Safeguard Properties COO Michael Greenbaum Featured in DS News
Safeguard in the News
November 23, 2022
Source: DS News
The property preservation sector has always served as a critical arm of the housing and mortgage lifecycle, ensuring that vacant properties are maintained on their way back into the market, as well as helping combat urban blight during the period when they sit empty.
However, this sector has seen significant pain points in recent years, as the economic impacts of COVID-19, inflation, supply-chain issues, and other headwinds have presented challenges for those companies that continue to serve in this arena, even as those same factors have driven other companies under or forced veteran prop pres workers to seek out other industries entirely.
Continuing a long-standing fall tradition, DS News, this month, speaks with a roundtable of property preservation executives to learn about how they are tackling these issues and working to ensure that our nation’s stock of REO and vacant properties are attended to, as well as ensuring that the property preservation sector has the manpower and an economic model that will permit it to thrive going forward.
Michael Greenbaum
COO, Safeguard Properties
What regulatory issues or impacts are most challenging for the property preservation sector? How are you navigating them?
State licensing requirements are one of the most challenging issues that impact the property preservation space. They create barriers to hiring new personnel from outside of the industry and reduce our ability to drive competition within an existing vendor network. We navigate by spending significant marketing dollars in these areas to attract and retain talent.
A recent National Organization of Mortgage Field Services survey identified a significant exodus of vendor partners that provide direct boot-on-the-ground services. Are you experiencing challenges maintaining necessary labor or vendor partnerships, and if so, how are you combating this?
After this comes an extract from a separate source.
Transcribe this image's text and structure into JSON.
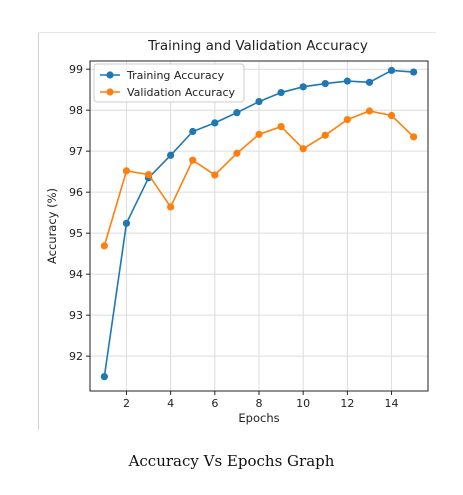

Yes, we are experiencing this to an extent. To combat this, we have placed a focus on recruiting new talent, as well as developing retention programs for both the current network and new hires just starting with Safeguard.
How are you and your team working to improve efficiencies within the industry to attract and retain new talent and improve the economic model for those that have remained in this sector?
We have focused on clear, honest marketing in our recruiting efforts, including true testimonials from our long-term, loyal vendor partners. We have adjusted payment for services in response to inflation to help reflect the current economic environment.
One thing we’ve heard about is an ongoing demographic shift to a higher concentration of rural versus urban properties that go through the foreclosure sale process and are taken by the investors/insurers back into inventory. Have you seen this, and if so, what challenges are presented by this higher concentration of properties in “hard to serve” areas?
It is true that the distance between properties has increased significantly over the past few years. The additional mileage increases windshield time, and thus, reduces the percentage of time spent completing tasks that directly generate income. When you take into account the surge in gas prices, that inactive time becomes even more expensive to the network; it costs more to get to fewer properties in a day. This has a huge impact on daily revenue and daily costs.